An apple a day may keep the doctor away, but it makes for a boring diet. When was the last time you ate a persimmon? Or a tangy star fruit? How about a nutty parsnip?
The latest government recommendations call for 1½ to 2 cups of fruit daily, plus 2½ to 3 cups of veggies daily. But if you are like most Americans, you are not eating nearly enough of either. These tips can help you get the most enjoyment - and nutrition - out of our nation's harvest:
Remember that healthy eating starts with mindful shopping. Stock up on fresh, seasonal produce, then keep it visible, either in a bowl on the table or cut into ready-to-eat pieces in the refrigerator.
For out-of-season produce, canned options are convenient, but read the labels to avoid added sugar or salt.
Top cereal or pancakes with berries, bananas, or peaches. Or, whip them into a fruit smoothie with some low-fat or soy milk.
If you eat on-the-go, favor low-maintenance vegetables, like salad greens or celery stalks. Tangerine or mandarin orange wedges can enliven a green salad.
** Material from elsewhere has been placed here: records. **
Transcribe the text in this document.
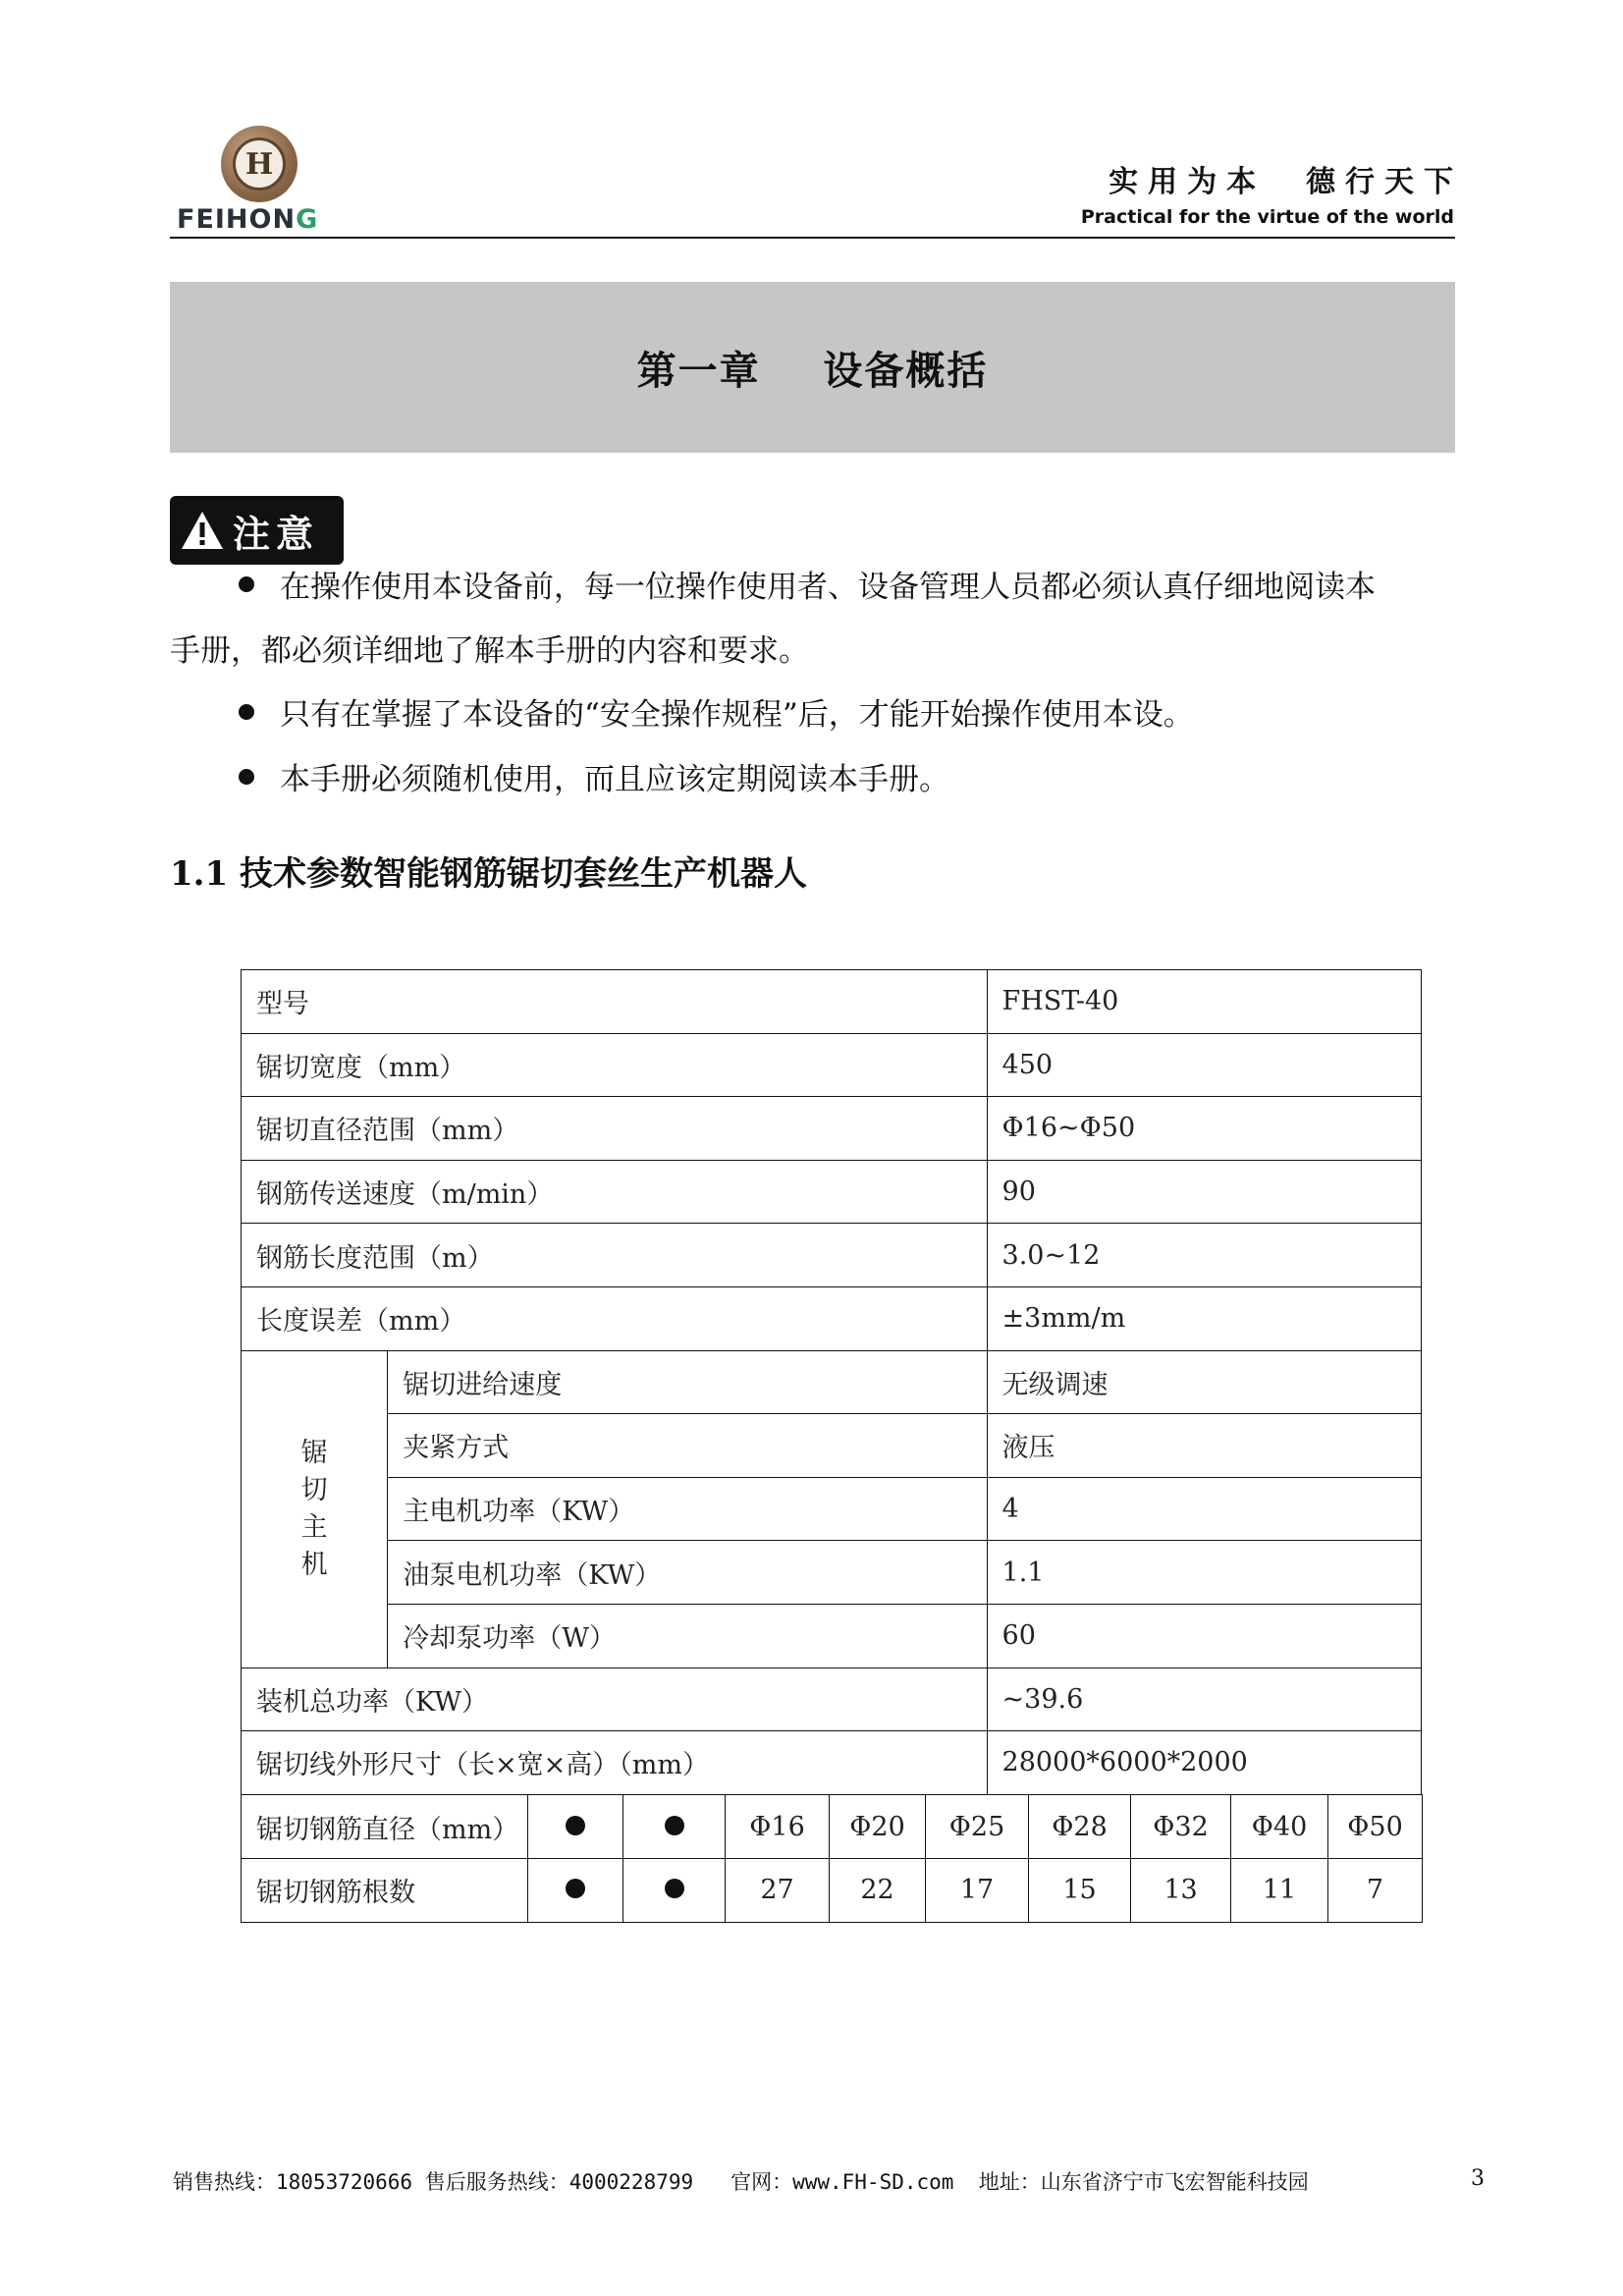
H
FEIHONG
实用为本  德行天下
Practical for the virtue of the world
第一章    设备概括
注意
在操作使用本设备前，每一位操作使用者、设备管理人员都必须认真仔细地阅读本
手册，都必须详细地了解本手册的内容和要求。
只有在掌握了本设备的“安全操作规程”后，才能开始操作使用本设。
本手册必须随机使用，而且应该定期阅读本手册。
1.1 技术参数智能钢筋锯切套丝生产机器人
型号		FHST-40
锯切宽度（mm）		450
锯切直径范围（mm）		Φ16~Φ50
钢筋传送速度（m/min）		90
钢筋长度范围（m）		3.0~12
长度误差（mm）		±3mm/m

锯
切
主
机	锯切进给速度	无级调速
	夹紧方式	液压
	主电机功率（KW）	4
	油泵电机功率（KW）	1.1
	冷却泵功率（W）	60
装机总功率（KW）		~39.6
锯切线外形尺寸（长×宽×高）（mm）		28000*6000*2000
锯切钢筋直径（mm）			Φ16	Φ20	Φ25	Φ28	Φ32	Φ40	Φ50
锯切钢筋根数			27	22	17	15	13	11	7
销售热线：18053720666 售后服务热线：4000228799   官网：www.FH-SD.com  地址：山东省济宁市飞宏智能科技园	3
Kiwifruit, plums, baby carrots, and bananas (yes, and apples too) are tasty, easy to carry, and healthier than most snack bars, many of which are too high in calories.
Micro-waving is quick, but research shows that it kills up to 97% of the antioxidants that you want from vegetables. Boiling is not much better, destroying 2/3rds of these key nutrients, reducing broccoli and summer squash into a mushy fiber source.
Steaming veggies is also quick and easy, and it preserves the most nutrients. An inexpensive bamboo or metal steamer over a half-inch of simmering water makes your veggies hot, but still crisp and vitamin-rich. Steamed veggies are usually done when the colors brighten. Serve with a light dressing or with lemon juice, freshly ground pepper and even a sprinkling of walnuts or slivered almonds.
Grilling veggies adds flavor and sweetness while retaining crispness. To grill veggies, slice thickly: quarter bell peppers, or slice zucchini length-wise so they are easy to turn. Or skewer smaller pieces along with garlic cloves and grape tomatoes for tasty kabobs. An oil-and-vinegar marinade complements the natural flavors, minimizes charring, and keeps everything from sticking.